The colonial/modern Caribbean that turned him into a foreigner seems to Hugo a metaphor in itself, without ceasing to be real. The liquid borders that dilute the territory, islands that turn into fragments the solidity of the national ideal, appear to him as analogies of our own island condition, in which we at some point receive the other and establish with him the conditions of that reception. At this point in Hugo’s considerations, that extend from subjectivity to the inhabited territory, as if they went through it as a stream of energy, I am not sure whether his ideas crisscross or mesh, but at any rate they face us with these and other questions: if we all, as each one of us, are those Caribbean islands, then who receives and who is received? Who is the foreigner in the Dutch Caribbean that speaks so many languages?
As a man in exile, Hugo can anticipate and think of modernity and its modes of impossible homogeneity, in the constant diversity of that untamable Caribbean. This reflection can be expressed, among several other evocations, with the symbolic use of the reticula whose origin refers to the spaces of hygiene, but is additionally associated, here, to those impossible limits of modern rigour on the multiple Caribbean, scattered in languages and cultures. Asking Hugo for the other symbols can be, more than a key to his work, an opportunity to build multiple readings of it.
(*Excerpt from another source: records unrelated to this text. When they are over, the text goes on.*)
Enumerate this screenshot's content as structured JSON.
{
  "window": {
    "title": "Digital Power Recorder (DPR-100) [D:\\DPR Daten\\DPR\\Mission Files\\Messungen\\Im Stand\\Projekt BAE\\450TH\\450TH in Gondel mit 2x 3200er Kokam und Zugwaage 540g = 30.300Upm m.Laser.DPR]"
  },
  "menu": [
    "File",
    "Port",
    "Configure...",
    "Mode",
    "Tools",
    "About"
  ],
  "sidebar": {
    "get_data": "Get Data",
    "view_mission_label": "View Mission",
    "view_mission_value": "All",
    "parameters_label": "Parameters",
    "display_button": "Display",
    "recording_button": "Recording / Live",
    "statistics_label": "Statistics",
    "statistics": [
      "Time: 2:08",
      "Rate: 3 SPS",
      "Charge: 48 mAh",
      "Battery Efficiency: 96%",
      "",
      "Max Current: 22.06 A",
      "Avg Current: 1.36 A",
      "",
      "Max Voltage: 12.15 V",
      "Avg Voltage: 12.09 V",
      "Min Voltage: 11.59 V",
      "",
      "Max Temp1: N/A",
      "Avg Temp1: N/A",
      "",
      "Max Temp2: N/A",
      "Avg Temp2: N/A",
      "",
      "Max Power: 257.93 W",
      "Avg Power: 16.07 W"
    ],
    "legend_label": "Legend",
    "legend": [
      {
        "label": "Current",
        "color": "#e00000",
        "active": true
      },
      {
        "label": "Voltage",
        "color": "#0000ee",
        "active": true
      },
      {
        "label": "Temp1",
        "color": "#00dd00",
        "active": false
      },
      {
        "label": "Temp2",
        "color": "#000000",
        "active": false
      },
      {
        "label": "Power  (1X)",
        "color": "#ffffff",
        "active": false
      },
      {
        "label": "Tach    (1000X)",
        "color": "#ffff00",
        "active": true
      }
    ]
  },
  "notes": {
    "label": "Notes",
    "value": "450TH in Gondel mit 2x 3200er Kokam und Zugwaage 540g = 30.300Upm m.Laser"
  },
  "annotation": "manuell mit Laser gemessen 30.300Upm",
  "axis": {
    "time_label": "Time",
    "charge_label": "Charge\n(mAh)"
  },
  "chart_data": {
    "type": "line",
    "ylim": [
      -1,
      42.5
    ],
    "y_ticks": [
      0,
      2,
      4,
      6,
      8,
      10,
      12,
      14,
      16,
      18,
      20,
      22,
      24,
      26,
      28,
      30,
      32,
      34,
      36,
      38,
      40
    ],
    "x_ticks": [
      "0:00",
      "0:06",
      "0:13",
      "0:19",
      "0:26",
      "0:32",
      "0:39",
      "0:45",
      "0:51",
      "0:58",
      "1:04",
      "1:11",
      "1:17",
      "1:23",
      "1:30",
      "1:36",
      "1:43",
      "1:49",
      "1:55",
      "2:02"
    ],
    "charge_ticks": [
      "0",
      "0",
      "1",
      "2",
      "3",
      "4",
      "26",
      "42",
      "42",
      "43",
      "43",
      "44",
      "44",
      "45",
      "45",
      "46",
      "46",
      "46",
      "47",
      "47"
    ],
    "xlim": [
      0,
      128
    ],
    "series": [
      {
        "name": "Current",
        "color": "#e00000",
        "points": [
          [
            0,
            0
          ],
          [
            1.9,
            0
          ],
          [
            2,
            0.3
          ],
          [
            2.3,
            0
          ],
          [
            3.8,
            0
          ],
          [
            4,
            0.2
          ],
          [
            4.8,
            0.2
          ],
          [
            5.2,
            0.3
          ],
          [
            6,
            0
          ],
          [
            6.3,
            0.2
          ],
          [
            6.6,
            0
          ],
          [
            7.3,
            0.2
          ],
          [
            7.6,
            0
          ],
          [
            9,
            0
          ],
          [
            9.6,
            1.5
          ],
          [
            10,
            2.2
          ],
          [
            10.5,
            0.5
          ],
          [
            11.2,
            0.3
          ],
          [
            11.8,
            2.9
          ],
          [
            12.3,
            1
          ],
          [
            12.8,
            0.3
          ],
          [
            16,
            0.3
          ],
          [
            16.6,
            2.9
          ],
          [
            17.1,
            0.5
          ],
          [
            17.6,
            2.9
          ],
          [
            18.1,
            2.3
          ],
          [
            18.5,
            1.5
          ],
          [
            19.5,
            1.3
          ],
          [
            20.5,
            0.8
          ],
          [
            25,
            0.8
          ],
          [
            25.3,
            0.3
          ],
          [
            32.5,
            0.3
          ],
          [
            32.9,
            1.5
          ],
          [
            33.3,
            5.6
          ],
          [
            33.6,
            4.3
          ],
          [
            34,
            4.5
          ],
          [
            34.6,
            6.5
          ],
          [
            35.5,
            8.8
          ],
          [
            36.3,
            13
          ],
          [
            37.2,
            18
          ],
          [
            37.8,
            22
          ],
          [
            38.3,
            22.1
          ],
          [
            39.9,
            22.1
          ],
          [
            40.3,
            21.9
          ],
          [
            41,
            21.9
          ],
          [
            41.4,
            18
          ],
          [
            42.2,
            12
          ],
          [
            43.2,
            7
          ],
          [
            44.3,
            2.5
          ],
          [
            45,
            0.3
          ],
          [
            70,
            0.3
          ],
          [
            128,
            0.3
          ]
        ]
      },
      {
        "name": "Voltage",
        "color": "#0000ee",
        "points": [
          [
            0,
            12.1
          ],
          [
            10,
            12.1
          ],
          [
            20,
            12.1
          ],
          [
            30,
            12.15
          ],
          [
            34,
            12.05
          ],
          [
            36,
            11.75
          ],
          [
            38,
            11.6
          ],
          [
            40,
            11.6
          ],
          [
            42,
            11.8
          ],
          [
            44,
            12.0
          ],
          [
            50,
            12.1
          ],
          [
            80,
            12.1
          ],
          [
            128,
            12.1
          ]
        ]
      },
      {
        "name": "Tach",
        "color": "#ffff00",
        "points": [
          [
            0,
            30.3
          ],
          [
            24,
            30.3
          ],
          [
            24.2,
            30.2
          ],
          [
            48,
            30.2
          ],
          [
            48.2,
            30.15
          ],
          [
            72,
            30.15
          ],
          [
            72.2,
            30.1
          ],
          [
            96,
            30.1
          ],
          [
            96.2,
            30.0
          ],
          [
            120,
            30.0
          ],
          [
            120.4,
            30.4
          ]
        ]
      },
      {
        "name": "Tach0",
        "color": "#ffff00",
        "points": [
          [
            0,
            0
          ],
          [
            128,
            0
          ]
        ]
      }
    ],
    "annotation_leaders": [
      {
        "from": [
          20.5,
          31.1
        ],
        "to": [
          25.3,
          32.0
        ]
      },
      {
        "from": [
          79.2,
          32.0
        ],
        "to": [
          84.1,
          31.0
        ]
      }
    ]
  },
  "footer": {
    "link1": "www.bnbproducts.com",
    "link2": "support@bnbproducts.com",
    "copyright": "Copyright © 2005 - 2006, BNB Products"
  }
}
When I did it, the only thing that came out was an amazing amount of relationships, which made the reading of the corpus of his work similar to the reading of a hypertext.
The oneiric or narcotic images, the façades and back stores metaphorically associated with tables and domestic spaces. The raw material of a smeared flower, the transit of assembled bodies and the substances of the Caribbean, lined by the sea and overflowing the square, normative regimes. From homosexuality to heteropatriarchy, as recto and verso of one and the same place: masculinity. Liquid that can be either seminal extraction or raw material for some hallucinogenic; mouths that are ani. Plants that are phalli, phalli that are chewable although not edible vegetables. Memories clinging to commercial brands linked to the representation of mementoes. Parallel worlds of the order and the forms of politeness and desire rid from their restrictions, as if transparency would interfere with the persistency of the separation between the public and the private spheres. Revulsion and desire; filth and hygiene. Order and overflow.
There are no opposites in a world built to show us the impossible limits between the inside and the outside, in a world that wants to tell us something about the territorial transit of the most intimate experience.
Carmen Alicia Di Pasquale. Los tránsitos de Hugo Palmar. Texto Vrijheid van de gast. 2019.